August 10, 2012

Plea for truth at last from family of Swedish Holocaust hero who ‘vanished’


Raoul Wallenberg issued Jews with Swedish passports to prevent them being sent to Auschwitz

The family of the Holocaust hero Raoul Wallenberg has issued a new appeal to the Russian authorities to reveal the truth about the fate of the Swedish diplomat, who disappeared after being taken prisoner by Soviet forces in January 1945.

Wallenberg, often referred to as Sweden’s Oskar Schindler, helped tens of thousands of Hungarian Jews escape the Nazi death camps by issuing them with Swedish “protective passports” while serving in Budapest at the end of the Second World War.

To prevent his protected charges from being deported to Auschwitz, he moved Jews from the Budapest ghetto and rehoused them in buildings flying the Swedish flag. As Red Army forces advanced on the city in January 1945, 32-year-old Wallenberg drove out to meet them. He was arrested and subsequently disappeared. His plight remains one of Sweden’s biggest unexplained wartime mysteries.

Numerous inquiries have been made to try to find out what happened to him. None has provided a conclusive explanation of his fate. In a new appeal, timed to coincide with the 100th anniversary of his birth this Saturday, Wallenberg’s relatives have issued a fresh plea to the Russian authorities finally to reveal the truth. Sweden, Hungary and Israel are holding events to mark the anniversary.

“The Russians must know,” Cecilia Ahlberg, the diplomat’s great-niece said this week, “There is no question of them not knowing what happened and we have not had a truthful answer.

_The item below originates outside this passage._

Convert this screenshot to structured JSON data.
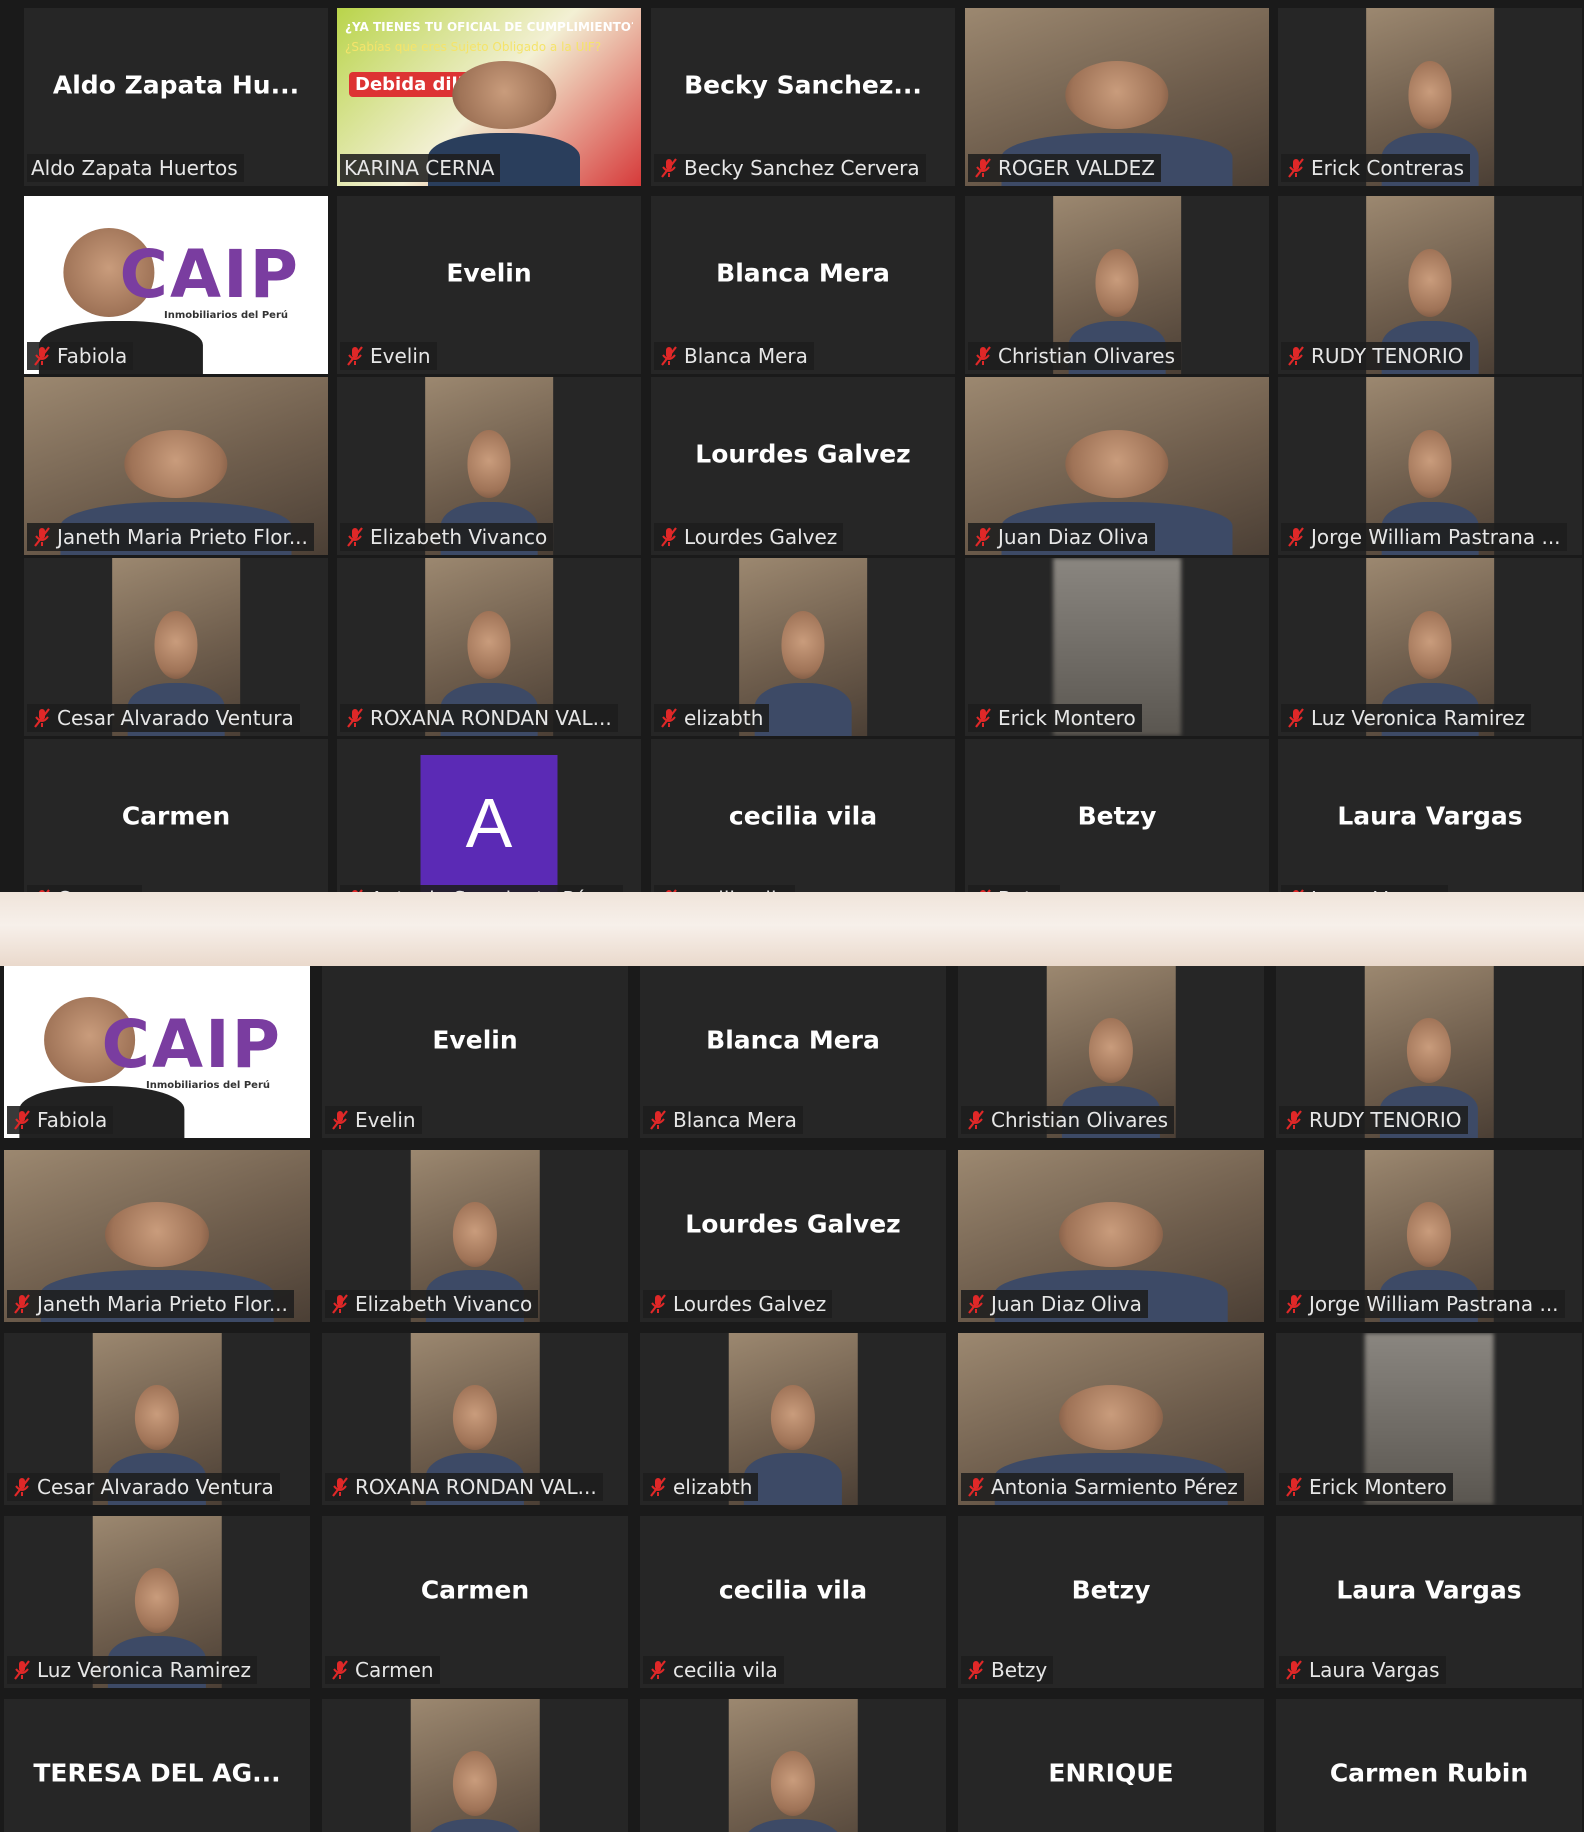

We want all the facts, what happened and when it happened.”

At the time of Wallenberg’s arrest, the Soviet Union insisted it had no knowledge of his fate. Then, in 1957, Moscow claimed that Wallenberg had died of a heart attack while incarcerated in the Lubyanka, the KGB’s notorious headquarters in Moscow. But in the 1970s and 1980s, witnesses came forward claiming that they had met the diplomat in a Soviet gulag.

Mrs Ahlberg said the uncertainty was traumatic. “It was like a veil, it was constantly present – the sadness and the hope when a new witness came up. Then the despair when the witness proved unreliable. I’ve been living with this all my life,” she told the BBC. In 2000, Russian investigators announced that the Wallenberg had been executed by the KGB. However, a joint Swedish and Russian report concluded in 2001 that the file could not be closed. In 2009, researchers suggested that there was archival evidence of the existence of a mysterious “Prisoner Number 7” who was interrogated in the Lubyanka six days after the diplomat’s supposed death.

Researchers have repeatedly accused Russia of fobbing them off with photocopied material, and of failing to give them proper access to KGB archives. The Wallenberg family has now written to the Russian authorities insisting that they open up the files. “A long time has passed and it’s time to get the truth and for the family to finally get peace,” Mrs Ahlberg said.